Because of the experimental nature of the Barrons’ recordings, at times it is often unclear whether they intended the tape to be played back at 7.5 ips or 15 ips, or, for creative purposes, at both speeds. Playback speed will be determined based on documentation when present or by comparison to similar recorded material. Some tapes may be played back twice, once at each speed, in order to properly preserve the content. Tape boxes and any papers within will be scanned as 600 dpi TIFF files.
The project’s status is ongoing, and we expect it will take years for the painstaking process to be complete. Much of the contents of the archive will not be known until the full archival process has been completed: who knows what mysteries the team will discover along the way.
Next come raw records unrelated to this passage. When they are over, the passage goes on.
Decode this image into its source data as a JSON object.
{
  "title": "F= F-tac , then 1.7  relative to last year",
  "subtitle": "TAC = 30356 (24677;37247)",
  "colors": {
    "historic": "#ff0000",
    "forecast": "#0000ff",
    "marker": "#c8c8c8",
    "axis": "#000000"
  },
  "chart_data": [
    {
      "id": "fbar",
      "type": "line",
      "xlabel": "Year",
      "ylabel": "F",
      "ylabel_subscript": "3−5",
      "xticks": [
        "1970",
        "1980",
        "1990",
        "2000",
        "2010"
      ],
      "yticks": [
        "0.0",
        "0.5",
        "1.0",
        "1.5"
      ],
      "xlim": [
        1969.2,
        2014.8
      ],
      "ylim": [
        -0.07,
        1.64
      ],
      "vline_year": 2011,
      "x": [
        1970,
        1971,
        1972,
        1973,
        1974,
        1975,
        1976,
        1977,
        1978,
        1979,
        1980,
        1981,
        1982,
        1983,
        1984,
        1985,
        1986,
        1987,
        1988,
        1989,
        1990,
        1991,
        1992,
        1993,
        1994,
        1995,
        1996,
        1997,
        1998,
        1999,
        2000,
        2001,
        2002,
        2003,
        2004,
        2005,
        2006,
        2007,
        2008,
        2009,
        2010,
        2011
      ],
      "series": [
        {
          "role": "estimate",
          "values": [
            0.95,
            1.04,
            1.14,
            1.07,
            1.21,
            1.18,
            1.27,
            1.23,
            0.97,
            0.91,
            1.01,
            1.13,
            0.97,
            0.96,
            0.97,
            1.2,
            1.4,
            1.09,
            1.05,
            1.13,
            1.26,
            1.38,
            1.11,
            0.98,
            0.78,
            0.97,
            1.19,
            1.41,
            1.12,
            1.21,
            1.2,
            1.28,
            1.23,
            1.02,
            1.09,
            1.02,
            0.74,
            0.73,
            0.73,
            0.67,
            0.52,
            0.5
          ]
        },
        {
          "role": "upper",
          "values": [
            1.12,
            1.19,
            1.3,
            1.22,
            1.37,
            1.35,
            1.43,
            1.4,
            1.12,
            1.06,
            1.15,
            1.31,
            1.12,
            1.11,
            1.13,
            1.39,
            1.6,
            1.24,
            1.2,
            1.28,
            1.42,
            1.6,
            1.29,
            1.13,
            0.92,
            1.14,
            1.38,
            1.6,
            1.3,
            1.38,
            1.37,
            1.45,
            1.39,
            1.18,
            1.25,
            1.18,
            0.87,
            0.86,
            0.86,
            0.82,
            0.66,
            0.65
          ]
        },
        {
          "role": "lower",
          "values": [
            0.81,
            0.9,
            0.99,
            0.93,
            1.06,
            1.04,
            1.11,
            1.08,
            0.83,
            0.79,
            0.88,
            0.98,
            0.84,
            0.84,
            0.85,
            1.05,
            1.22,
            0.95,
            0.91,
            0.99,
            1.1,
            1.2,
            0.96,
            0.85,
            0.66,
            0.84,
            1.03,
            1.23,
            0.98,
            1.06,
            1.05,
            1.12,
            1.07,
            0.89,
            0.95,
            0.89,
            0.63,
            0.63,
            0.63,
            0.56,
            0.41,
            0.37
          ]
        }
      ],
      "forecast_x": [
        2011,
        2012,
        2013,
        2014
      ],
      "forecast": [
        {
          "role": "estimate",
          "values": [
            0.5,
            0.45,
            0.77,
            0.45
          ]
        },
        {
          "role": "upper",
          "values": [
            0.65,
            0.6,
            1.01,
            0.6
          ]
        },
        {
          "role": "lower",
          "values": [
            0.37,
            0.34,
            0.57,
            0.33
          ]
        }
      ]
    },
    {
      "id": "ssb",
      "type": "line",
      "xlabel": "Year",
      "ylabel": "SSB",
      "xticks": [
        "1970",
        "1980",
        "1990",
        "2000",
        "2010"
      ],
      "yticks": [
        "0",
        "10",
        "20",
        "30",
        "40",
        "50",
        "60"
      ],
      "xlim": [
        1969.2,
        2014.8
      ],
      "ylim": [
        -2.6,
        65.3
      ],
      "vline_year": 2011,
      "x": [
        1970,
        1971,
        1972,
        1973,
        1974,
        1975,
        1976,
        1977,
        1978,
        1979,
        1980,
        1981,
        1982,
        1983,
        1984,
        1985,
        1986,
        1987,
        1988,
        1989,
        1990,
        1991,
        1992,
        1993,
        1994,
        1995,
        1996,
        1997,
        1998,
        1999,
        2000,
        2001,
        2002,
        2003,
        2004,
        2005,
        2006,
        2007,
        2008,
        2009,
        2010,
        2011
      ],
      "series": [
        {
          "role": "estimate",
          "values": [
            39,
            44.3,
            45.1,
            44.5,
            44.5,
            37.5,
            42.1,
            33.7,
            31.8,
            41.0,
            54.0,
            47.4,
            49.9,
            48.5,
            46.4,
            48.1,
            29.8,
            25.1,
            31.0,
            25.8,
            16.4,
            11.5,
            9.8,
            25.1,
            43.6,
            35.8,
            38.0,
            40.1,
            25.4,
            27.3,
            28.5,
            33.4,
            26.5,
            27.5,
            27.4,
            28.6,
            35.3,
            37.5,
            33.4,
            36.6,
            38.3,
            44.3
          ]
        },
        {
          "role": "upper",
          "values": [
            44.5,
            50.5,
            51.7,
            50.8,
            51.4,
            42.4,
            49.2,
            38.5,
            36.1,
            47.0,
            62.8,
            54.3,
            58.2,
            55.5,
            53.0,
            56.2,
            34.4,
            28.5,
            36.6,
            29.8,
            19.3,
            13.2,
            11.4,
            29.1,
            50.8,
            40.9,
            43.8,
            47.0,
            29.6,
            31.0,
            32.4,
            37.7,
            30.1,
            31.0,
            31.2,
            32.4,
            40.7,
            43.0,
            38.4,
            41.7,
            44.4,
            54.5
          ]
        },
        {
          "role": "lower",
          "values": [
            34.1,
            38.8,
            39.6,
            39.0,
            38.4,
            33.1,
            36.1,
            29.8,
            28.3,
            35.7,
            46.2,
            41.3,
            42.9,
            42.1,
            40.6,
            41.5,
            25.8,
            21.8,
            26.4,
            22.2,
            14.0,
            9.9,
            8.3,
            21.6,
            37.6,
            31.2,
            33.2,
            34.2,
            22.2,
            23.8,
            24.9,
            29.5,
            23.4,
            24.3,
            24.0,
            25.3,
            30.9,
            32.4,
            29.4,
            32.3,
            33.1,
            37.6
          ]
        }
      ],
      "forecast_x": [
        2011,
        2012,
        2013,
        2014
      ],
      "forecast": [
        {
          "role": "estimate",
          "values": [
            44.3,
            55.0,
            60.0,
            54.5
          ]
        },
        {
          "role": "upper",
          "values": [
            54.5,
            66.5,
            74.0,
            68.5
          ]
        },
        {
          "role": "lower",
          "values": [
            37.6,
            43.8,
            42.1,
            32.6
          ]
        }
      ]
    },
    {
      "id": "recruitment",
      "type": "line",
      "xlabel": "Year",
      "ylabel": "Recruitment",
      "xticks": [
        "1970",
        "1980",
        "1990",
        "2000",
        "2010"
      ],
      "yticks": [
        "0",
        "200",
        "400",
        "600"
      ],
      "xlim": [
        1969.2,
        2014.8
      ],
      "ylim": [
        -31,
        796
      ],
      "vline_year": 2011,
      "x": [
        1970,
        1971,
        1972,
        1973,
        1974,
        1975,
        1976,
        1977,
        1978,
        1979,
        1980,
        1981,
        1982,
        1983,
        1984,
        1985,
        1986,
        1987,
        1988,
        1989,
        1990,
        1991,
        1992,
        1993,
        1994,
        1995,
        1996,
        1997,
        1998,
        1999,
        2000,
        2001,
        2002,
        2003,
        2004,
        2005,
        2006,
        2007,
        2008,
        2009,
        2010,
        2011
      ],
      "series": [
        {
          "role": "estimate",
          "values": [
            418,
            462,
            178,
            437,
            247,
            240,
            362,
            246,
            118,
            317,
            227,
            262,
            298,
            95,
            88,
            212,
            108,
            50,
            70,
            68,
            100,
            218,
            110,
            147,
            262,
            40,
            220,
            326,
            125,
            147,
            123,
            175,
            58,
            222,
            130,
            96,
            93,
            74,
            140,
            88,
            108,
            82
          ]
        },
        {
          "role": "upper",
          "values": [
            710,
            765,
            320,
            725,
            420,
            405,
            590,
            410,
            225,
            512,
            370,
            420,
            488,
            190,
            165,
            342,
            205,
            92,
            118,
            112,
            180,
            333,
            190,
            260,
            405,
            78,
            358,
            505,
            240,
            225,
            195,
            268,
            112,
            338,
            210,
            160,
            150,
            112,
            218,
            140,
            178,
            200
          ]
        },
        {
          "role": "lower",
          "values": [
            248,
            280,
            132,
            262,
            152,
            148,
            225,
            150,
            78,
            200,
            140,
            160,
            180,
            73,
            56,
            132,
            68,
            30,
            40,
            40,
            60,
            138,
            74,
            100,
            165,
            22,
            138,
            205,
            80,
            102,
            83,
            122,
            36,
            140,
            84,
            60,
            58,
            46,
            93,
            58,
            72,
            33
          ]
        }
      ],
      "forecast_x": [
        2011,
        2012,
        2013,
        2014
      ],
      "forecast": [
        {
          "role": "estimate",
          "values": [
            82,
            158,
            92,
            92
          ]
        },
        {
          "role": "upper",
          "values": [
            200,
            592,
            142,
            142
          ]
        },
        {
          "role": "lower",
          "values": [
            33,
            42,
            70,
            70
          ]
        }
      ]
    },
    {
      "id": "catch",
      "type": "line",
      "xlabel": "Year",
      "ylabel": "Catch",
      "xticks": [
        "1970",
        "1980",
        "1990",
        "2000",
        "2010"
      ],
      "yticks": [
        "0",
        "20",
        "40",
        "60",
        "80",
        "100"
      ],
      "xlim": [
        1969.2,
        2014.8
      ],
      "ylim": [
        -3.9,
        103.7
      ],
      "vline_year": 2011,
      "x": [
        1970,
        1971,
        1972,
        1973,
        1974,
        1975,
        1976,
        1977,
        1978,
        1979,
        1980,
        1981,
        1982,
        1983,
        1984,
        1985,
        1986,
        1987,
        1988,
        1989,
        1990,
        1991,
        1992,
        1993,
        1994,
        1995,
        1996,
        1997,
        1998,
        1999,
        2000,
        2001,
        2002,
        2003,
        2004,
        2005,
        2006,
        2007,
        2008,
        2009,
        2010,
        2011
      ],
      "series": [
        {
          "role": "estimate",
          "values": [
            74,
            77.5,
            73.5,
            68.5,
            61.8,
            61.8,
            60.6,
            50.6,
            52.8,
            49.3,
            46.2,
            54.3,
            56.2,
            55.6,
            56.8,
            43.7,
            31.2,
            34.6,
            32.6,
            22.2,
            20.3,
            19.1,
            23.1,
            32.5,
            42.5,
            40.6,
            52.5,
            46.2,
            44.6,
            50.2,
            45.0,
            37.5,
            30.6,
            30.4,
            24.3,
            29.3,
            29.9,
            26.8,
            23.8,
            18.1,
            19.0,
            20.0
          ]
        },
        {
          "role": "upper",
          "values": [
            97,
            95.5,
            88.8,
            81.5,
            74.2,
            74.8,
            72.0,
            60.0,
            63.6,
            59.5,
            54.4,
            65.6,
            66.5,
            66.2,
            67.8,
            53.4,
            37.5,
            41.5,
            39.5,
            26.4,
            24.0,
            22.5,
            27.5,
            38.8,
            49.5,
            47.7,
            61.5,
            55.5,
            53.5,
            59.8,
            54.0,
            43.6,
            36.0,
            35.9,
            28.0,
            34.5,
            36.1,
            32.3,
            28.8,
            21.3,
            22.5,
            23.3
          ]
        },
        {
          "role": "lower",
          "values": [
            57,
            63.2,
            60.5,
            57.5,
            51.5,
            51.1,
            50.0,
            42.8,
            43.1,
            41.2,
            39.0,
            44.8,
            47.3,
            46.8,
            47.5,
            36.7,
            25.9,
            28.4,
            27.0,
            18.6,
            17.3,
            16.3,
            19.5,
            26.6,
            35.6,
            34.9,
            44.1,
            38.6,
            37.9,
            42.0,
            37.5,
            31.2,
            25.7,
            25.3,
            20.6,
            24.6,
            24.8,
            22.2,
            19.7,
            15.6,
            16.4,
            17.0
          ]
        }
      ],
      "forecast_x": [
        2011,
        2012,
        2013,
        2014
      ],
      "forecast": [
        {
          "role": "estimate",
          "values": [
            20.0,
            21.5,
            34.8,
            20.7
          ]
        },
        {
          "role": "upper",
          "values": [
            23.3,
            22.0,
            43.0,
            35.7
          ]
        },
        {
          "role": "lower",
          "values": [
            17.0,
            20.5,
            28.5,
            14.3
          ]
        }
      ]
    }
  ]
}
As Volker Straebel, musicologist and Dean of Music at California Arts University notes, “It is my opinion that the Barron Electronic Music Studio Collection contains material of highest importance for the history of electro-acoustic and avant-garde music in the United States, and it should be preserved and housed at an institution for public access.”
And that is the goal, once the work of digitization is complete. Forgotten Futures, in partnership with the Barron family, will continue to work toward unlocking the Barrons’ work, ensuring that it eventually becomes available for scholarship, research, and entertainment for generations to come.